Nine months after our daughter— our only child—was born, my wife was diagnosed with cancer that led to surgery and an inability to bear anymore children. A few years later, while speaking at the opening of the Hillel at the University of Pennsylvania in Philadelphia, I had a grand mal seizure and was diagnosed with a brain tumor. Three years after that, I was in treatment for lymphoma.
Those were the experiences, alongside the sufferings and kindnesses I witness daily as a rabbi, that shaped my understanding of faith. I feel angry at people who deride religion without understanding that faith lives less in grand, world-shattering declarations than in quiet kindness and the warmth of community; in the meals we bring to the shiva house; in the talit we drape over the couple standing beneath the huppa; in shared joys and in the compassion with which we watch over one another in sorrowful moments. To know God is not only to ask great questions of evil and good but also to feel the everyday wonder and pathos of God’s world.
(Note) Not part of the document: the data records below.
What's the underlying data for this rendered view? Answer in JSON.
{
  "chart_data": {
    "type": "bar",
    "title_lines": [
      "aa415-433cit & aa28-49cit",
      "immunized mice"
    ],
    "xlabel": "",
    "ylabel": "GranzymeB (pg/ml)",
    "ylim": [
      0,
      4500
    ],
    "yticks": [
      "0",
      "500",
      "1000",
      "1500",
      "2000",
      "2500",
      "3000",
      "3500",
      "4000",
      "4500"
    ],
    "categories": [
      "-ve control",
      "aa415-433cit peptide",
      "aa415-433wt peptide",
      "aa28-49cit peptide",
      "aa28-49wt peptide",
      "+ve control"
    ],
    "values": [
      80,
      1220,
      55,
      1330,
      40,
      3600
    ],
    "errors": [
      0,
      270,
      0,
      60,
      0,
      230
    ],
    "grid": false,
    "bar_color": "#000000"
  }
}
More than once I have stood at the bedside of congregants who are dying. They want to know why. The difference between the world as I know it and the world Primo Levi portrays is not that I can answer why, but that I can answer there is a why. God is not the automatic answer to all questions but the assurance of meaning in our lives. Is the world spinning in a void, or do we matter?
Faith has a good deal to answer for, but if we study history carefully and look at science with a discerning eye, we discover that true faith enriches both our minds and our souls. Religious traditions orient us in the world, tie us to one another and lift our souls to God.
Does faith matter? I try my best to answer that it does—to our lives and to our world.